Revisiting Link Prioritization for Efficient Traversal in Structured Decentralized Environments

Abstract

Decentralized environments distribute personal data across numerous small, independent data sources; a necessity driven by legal and socio-economic constraints that prevent the technologically more convenient central aggregation. Link Traversal-based Query Processing (LTQP) is a query technique that respects these constraints by iteratively discovering and accessing data sources while enabling fine-grained access control. Unfortunately, current LTQP implementations are slow due to limited prior knowledge of queried data and the high volume of HTTP requests required. Prioritizing data sources likely to lead to query-relevant data can improve query result arrival times. However, while link prioritization algorithms have been studied for Linked Open Data (LOD), their performance in structured decentralized environments remains untested.
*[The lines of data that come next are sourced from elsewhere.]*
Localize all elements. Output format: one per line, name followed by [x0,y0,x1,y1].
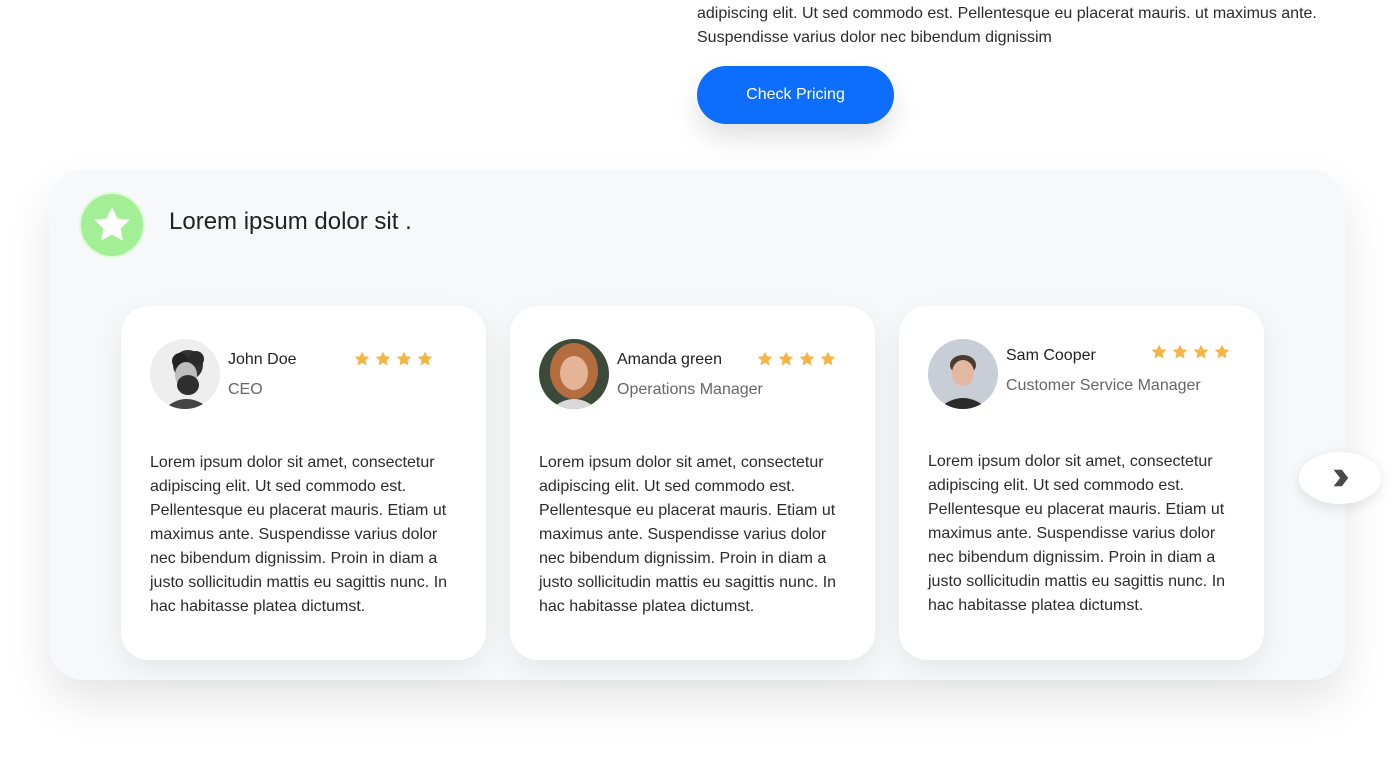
star-icon [1151,344,1167,359]
testimonial-card: Amanda green Operations Manager Lorem ip… [510,306,875,660]
star-icon [1172,344,1188,359]
testimonial-text: Lorem ipsum dolor sit amet, consectetur … [539,454,837,615]
star-rating [353,350,434,368]
chevron-right-icon [1333,469,1349,487]
panel-title: Lorem ipsum dolor sit . [169,208,412,235]
star-icon [778,351,794,366]
avatar [539,339,609,409]
next-button[interactable] [1299,452,1381,504]
check-pricing-button[interactable]: Check Pricing [697,66,894,124]
intro-text: adipiscing elit. Ut sed commodo est. Pel… [697,5,1317,46]
testimonial-card: John Doe CEO Lorem ipsum dolor sit amet,… [121,306,486,660]
avatar [928,339,998,409]
reviewer-role: CEO [228,381,263,398]
star-icon [799,351,815,366]
reviewer-name: John Doe [228,351,297,368]
testimonial-text: Lorem ipsum dolor sit amet, consectetur … [928,453,1226,614]
reviewer-role: Operations Manager [617,381,763,398]
star-rating [1150,343,1231,361]
testimonial-text: Lorem ipsum dolor sit amet, consectetur … [150,454,448,615]
testimonial-card: Sam Cooper Customer Service Manager Lore… [899,306,1264,660]
star-icon [1214,344,1230,359]
reviewer-name: Sam Cooper [1006,347,1096,364]
testimonials-panel: Lorem ipsum dolor sit . John Doe CEO Lor… [49,170,1345,680]
star-icon [820,351,836,366]
star-icon [354,351,370,366]
star-rating [756,350,837,368]
reviewer-name: Amanda green [617,351,722,368]
star-icon [375,351,391,366]
avatar [150,339,220,409]
star-icon [396,351,412,366]
star-icon [417,351,433,366]
reviewer-role: Customer Service Manager [1006,377,1201,394]
star-icon [1193,344,1209,359]
star-icon [757,351,773,366]
star-icon [81,194,143,256]
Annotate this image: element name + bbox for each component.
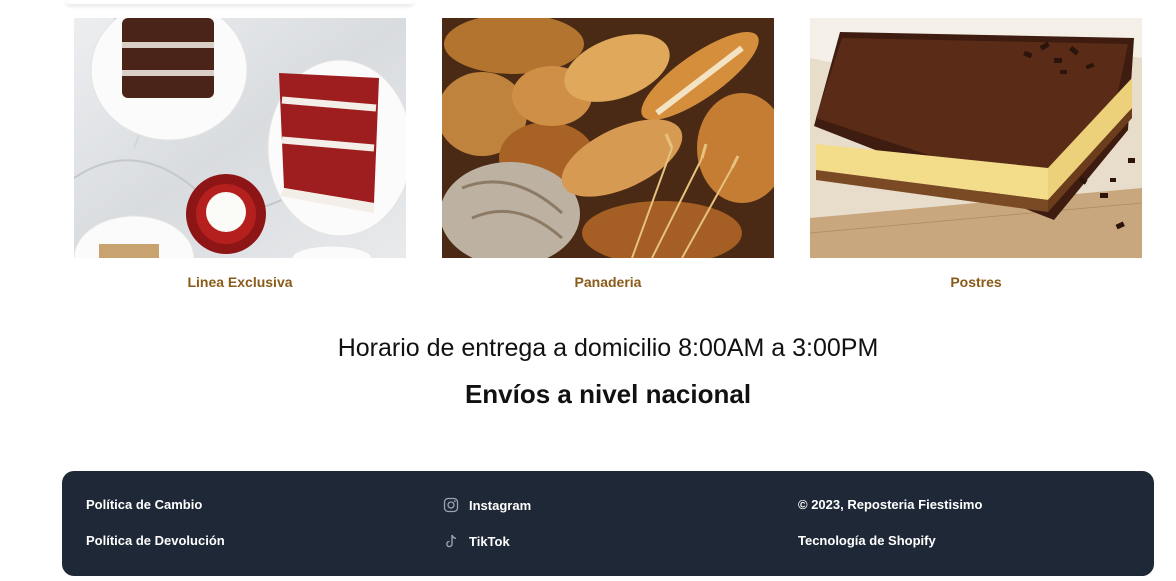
copyright-text: © 2023, Reposteria Fiestisimo [798,497,983,512]
instagram-link[interactable]: Instagram [443,497,531,513]
instagram-icon [443,497,459,513]
red-velvet-cake-image [74,18,406,258]
collection-label[interactable]: Linea Exclusiva [74,274,406,290]
site-footer: Política de Cambio Política de Devolució… [62,471,1154,576]
instagram-label: Instagram [469,497,532,513]
tiktok-label: TikTok [469,533,510,549]
collection-label[interactable]: Panaderia [442,274,774,290]
return-policy-link[interactable]: Política de Devolución [86,533,225,548]
exchange-policy-link[interactable]: Política de Cambio [86,497,202,512]
tiktok-icon [443,533,459,549]
delivery-hours-text: Horario de entrega a domicilio 8:00AM a … [337,334,879,362]
shopify-link[interactable]: Tecnología de Shopify [798,533,936,548]
previous-section-edge [66,0,414,4]
collection-card-panaderia[interactable]: Panaderia [442,18,774,290]
collection-card-linea-exclusiva[interactable]: Linea Exclusiva [74,18,406,290]
collection-label[interactable]: Postres [810,274,1142,290]
tiktok-link[interactable]: TikTok [443,533,510,549]
collection-card-postres[interactable]: Postres [810,18,1142,290]
bread-loaves-image [442,18,774,258]
chocolate-custard-dessert-image [810,18,1142,258]
national-shipping-text: Envíos a nivel nacional [464,379,752,409]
Evaluating this performance is essential to establish a baseline as a reference point for improving future implementations. We formally define the metric to measure prioritization performance, extend it to continuous efficiency, and account for real-world scenarios. Furthermore, we provide modular and open-source implementations of the prioritization algorithms from the literature. Finally, using the metric with existing metrics from the literature, we benchmark these link prioritization algorithms in a simulated Solid environment. In this paper, we report the benchmark results, provide a thorough analysis, and lessons learned for future work. We find that existing prioritization algorithms fail to improve performance in structured decentralized environments, with no non-oracle method outperforming the look-up order produced by a FIFO queue. We conclude that prioritization algorithms have little benefit in a structured decentralized environment, and recommend that research shift to pruning irrelevant links or improving the query plan.